A team of researchers from the Department of Surgery at the University of South Florida (United States) has made a key discovery about why we become more susceptible to heart disease as we age.
The human body, especially the heart, relies on mitochondria, the part of the cell responsible for producing energy to maintain organ function. The protein, Sesn2, is found inside the mitochondria and plays a critical role in protecting the heart against stress.
According to their findings, published in the journal Redox Biology, Sesn2 levels decrease over time, which weakens the heart and can cause it to lose function. The study points out that an insufficient level of Sesn2 is the reason why the elderly have a higher risk of heart attack and other heart complications.

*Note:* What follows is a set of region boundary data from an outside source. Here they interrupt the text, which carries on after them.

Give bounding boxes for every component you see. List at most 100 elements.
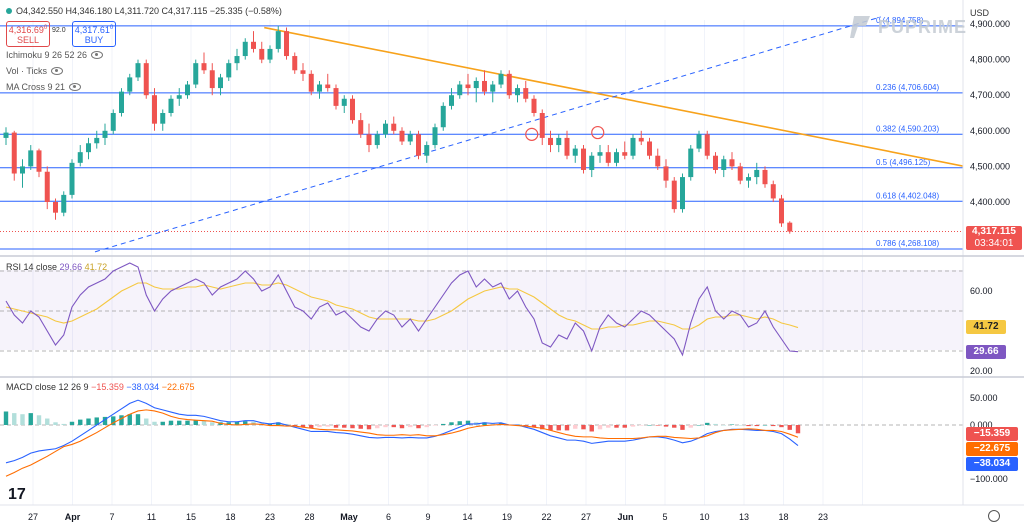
macd-hist-bar [45, 418, 50, 425]
macd-hist-bar [276, 422, 281, 425]
currency-label: USD [970, 8, 990, 18]
macd-hist-bar [36, 415, 42, 425]
buy-sup: 0 [109, 25, 114, 31]
candle-body [531, 98, 537, 113]
candle-body [28, 150, 34, 167]
macd-hist-bar [441, 423, 446, 425]
candle-body [110, 113, 116, 131]
fib-label: 0.382 (4,590.203) [876, 124, 939, 133]
macd-hist-bar [12, 413, 17, 425]
candle-body [432, 127, 438, 146]
macd-hist-bar [663, 425, 669, 427]
sell-sup: 0 [43, 25, 48, 31]
macd-hist-bar [540, 425, 545, 430]
candle-body [77, 152, 83, 163]
candle-body [102, 130, 108, 138]
candle-body [605, 152, 611, 163]
macd-hist-bar [597, 425, 603, 430]
candle-body [655, 155, 661, 167]
price-tick-label: 4,600.000 [970, 126, 1010, 136]
candle-body [218, 77, 223, 89]
settings-gear-icon[interactable] [988, 510, 1000, 522]
macd-hist-bar [457, 421, 462, 425]
rsi-ma-label: 41.72 [966, 320, 1006, 334]
macd-hist-bar [234, 421, 240, 425]
candle-body [465, 84, 471, 89]
candle-body [614, 152, 619, 163]
candle-body [721, 159, 727, 170]
macd-hist-bar [3, 411, 9, 425]
macd-hist-bar [639, 425, 644, 426]
brand-logo: PUPRIME [848, 14, 967, 40]
macd-hist-bar [573, 425, 578, 429]
candle-body [242, 41, 248, 57]
candle-body [11, 132, 17, 174]
macd-hist-bar [746, 425, 751, 427]
macd-hist-bar [185, 420, 190, 425]
macd-hist-bar [177, 420, 182, 425]
macd-hist-bar [325, 425, 330, 427]
macd-hist-bar [589, 425, 594, 432]
rsi-line [5, 262, 799, 357]
candle-body [762, 169, 768, 185]
candle-body [325, 84, 331, 89]
candle-body [482, 80, 487, 92]
macd-hist-bar [614, 425, 619, 428]
candle-body [226, 63, 232, 78]
eye-icon[interactable] [91, 51, 104, 59]
eye-icon[interactable] [69, 83, 82, 91]
macd-hist-bar [383, 425, 388, 428]
candle-body [399, 130, 405, 142]
macd-hist-bar [168, 420, 174, 425]
rsi-band [0, 270, 963, 350]
candle-body [572, 148, 578, 156]
trendlines [94, 16, 1024, 253]
macd-tick-label: 50.000 [970, 393, 998, 403]
rising-trendline [94, 16, 881, 253]
price-tick-label: 4,500.000 [970, 161, 1010, 171]
ohlc-legend: O4,342.550 H4,346.180 L4,311.720 C4,317.… [6, 6, 282, 16]
candle-body [152, 95, 157, 124]
macd-hist-bar [391, 425, 396, 428]
macd-hist-bar [94, 417, 99, 425]
macd-legend: MACD close 12 26 9 −15.359 −38.034 −22.6… [6, 382, 194, 392]
indicator-ma-cross[interactable]: MA Cross 9 21 [6, 82, 82, 92]
candle-body [168, 98, 174, 113]
macd-hist-bar [309, 425, 314, 429]
price-tick-label: 4,800.000 [970, 55, 1010, 65]
candle-body [61, 194, 67, 213]
candles[interactable] [3, 25, 793, 234]
price-tick-label: 4,700.000 [970, 90, 1010, 100]
macd-hist-bar [86, 418, 91, 425]
macd-hist-bar [243, 421, 248, 425]
candle-body [770, 184, 776, 199]
macd-hist-bar [201, 420, 207, 425]
candle-body [160, 113, 166, 124]
candle-body [185, 84, 190, 96]
candle-body [44, 171, 50, 202]
indicator-volume[interactable]: Vol · Ticks [6, 66, 64, 76]
sell-button[interactable]: 4,316.690 SELL [6, 21, 50, 47]
candle-body [523, 88, 529, 99]
macd-hist-bar [680, 425, 685, 430]
indicator-ichimoku[interactable]: Ichimoku 9 26 52 26 [6, 50, 104, 60]
macd-hist-bar [771, 425, 776, 427]
macd-hist-bar [342, 425, 347, 428]
candle-body [69, 162, 75, 195]
macd-hist-bar [317, 425, 322, 428]
rsi-tick-label: 60.00 [970, 286, 993, 296]
buy-button[interactable]: 4,317.610 BUY [72, 21, 116, 47]
macd-hist-bar [531, 425, 537, 428]
macd-hist-bar [564, 425, 570, 431]
candle-body [663, 166, 669, 181]
candle-body [506, 73, 512, 96]
macd-hist-bar [705, 422, 710, 425]
macd-hist-bar [548, 425, 553, 431]
time-tick-label: 23 [265, 512, 275, 522]
candle-body [638, 137, 644, 142]
eye-icon[interactable] [51, 67, 64, 75]
macd-hist-bar [688, 425, 693, 428]
macd-hist-bar [152, 421, 157, 425]
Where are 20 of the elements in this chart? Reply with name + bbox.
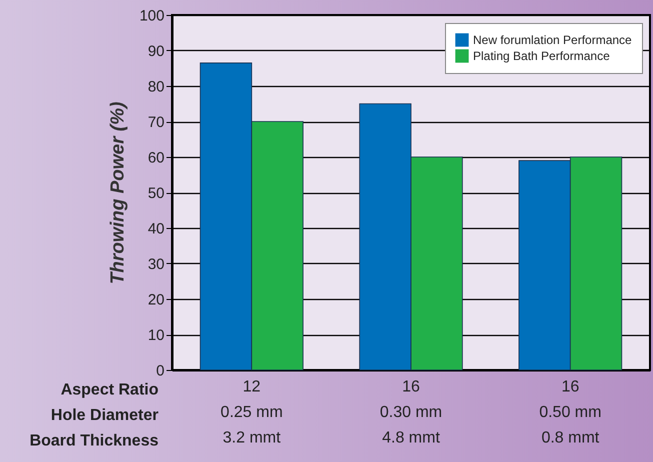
y-tick-label: 0 [156,362,164,380]
y-tick-label: 20 [148,292,164,308]
text: Hole Diameter [50,407,158,424]
x-tick-label: 12 0.25 mm 3.2 mmt [220,378,283,446]
text: Aspect Ratio [60,382,159,398]
y-axis-title: Throwing Power (%) [107,102,128,284]
legend-label: New forumlation Performance [473,33,632,47]
y-tick-label: 80 [148,78,164,96]
legend-label: Plating Bath Performance [473,49,610,63]
y-tick-label: 100 [139,8,164,24]
y-tick-label: 50 [148,185,164,202]
x-tick-label: 16 0.30 mm 4.8 mmt [380,378,442,446]
y-tick-label: 40 [148,220,164,238]
y-tick-label: 90 [148,43,164,60]
y-tick-label: 10 [148,327,164,344]
y-tick-label: 70 [148,114,164,131]
text: Board Thickness [30,432,159,450]
y-tick-label: 60 [148,150,164,166]
y-tick-label: 30 [148,256,164,273]
x-tick-label: 16 0.50 mm 0.8 mmt [539,378,602,446]
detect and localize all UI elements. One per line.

This indicates that stabilizing protein could be the answer to maintaining a healthy heart.
It is common for people who have suffered cardiac arrest to have a stent inserted into a blood vessel to relieve the blockage or to be prescribed medications designed to prevent blood clots. Although they can offer quick relief, these treatments can cause further damage to the heart. There are currently no known treatments available to prevent these possible side effects. The research group found that targeting Sesn2 can maintain the functional integrity of mitochondria, compensating for such complications.
Through biochemical analysis and high-powered microscopes, they were able to see that Sesn2 deficiency caused cell death in old mice, inducing a heart attack. The researchers are now in the process of confirming their findings on human hearts. Thus, they hope to have those results available in the next two years.